Kommentar von Grobbeldopp ,

 Um den Nutzen von Anamnesefragen beurteilen zu können, sollten mindestens psychologische und therapeutische Kenntnisse vorliegen.

Nein. Du wirst mir und dem Leser die Fähigkeit, die völlige, intuitiv erkennbare Unsinnigkeit dieser Fragen zu erkennen nicht absprechen. 

Allein die Anzahl an Fragen: Hast du eine Vorstellung davon wie viele Wechselwirkungen es geben könnte zwischen denen? 
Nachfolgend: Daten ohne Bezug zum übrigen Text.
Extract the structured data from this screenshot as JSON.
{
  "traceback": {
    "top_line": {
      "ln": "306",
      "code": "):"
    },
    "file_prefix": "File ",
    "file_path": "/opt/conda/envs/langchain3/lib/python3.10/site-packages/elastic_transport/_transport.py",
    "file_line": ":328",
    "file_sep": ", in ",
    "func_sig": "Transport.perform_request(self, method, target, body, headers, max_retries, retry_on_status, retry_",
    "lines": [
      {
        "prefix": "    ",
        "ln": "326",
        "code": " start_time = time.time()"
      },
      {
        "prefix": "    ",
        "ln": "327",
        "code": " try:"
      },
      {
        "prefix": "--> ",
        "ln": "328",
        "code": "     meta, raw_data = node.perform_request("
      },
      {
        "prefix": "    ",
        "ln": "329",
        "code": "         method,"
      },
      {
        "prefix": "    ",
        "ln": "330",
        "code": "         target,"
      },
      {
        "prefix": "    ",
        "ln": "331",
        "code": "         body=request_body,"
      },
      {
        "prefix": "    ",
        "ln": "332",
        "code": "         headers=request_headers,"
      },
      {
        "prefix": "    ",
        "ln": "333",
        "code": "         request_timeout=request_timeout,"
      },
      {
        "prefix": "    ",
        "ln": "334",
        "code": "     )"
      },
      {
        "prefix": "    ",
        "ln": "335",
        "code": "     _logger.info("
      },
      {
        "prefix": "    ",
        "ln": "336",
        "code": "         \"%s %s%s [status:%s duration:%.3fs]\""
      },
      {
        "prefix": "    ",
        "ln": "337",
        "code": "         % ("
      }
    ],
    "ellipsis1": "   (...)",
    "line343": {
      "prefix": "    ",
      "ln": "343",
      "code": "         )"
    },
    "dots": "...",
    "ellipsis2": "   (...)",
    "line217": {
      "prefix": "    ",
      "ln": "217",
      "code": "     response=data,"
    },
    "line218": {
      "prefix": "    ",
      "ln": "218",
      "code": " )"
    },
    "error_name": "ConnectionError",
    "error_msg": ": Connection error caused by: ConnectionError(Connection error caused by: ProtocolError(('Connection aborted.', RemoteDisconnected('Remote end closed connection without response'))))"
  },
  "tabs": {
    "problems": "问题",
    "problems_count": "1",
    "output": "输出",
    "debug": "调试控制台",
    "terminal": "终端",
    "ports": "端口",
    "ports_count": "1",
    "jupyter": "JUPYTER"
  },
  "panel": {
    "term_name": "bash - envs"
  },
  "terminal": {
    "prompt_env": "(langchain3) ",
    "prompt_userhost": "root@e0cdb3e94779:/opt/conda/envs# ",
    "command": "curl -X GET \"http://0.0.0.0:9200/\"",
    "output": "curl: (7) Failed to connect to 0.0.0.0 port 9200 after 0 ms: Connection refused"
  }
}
Wenn der schlaue Therapeut Abkürzungen aus diesem Dschungel findet dann stimmt dennoch etwas mit den Fragen nicht, dann müpsste man mit einer Faktorenanalyse rangehen weil es dann offensichtlich Redundanz in der Datenerhebung gibt.

Es gibt keinen Weg daran vorbei: Das sind offensichtlich lächerliche Fragen UND es sind zu viele Fragen.

Kommentar von Grobbeldopp ,

PS und angenommen es handelt sich bei den Fragen nur um Testfälle für ein paar Faktoren der "Verträglichkeit gegenüber XYZ", also einer geringeren Anzahl an übergreifenden Faktoren-

1. Wo ist die Aufschlüsselung solcher Fragebögen? Du wirst keine finden

2. Sagen wir mal, man fasst eine Dimension des Fragebogens als "Empfindlichkeit gegenüber Wetterphänomenen" zusammen oder so. Und jetzt? Was soll man damit anfangen?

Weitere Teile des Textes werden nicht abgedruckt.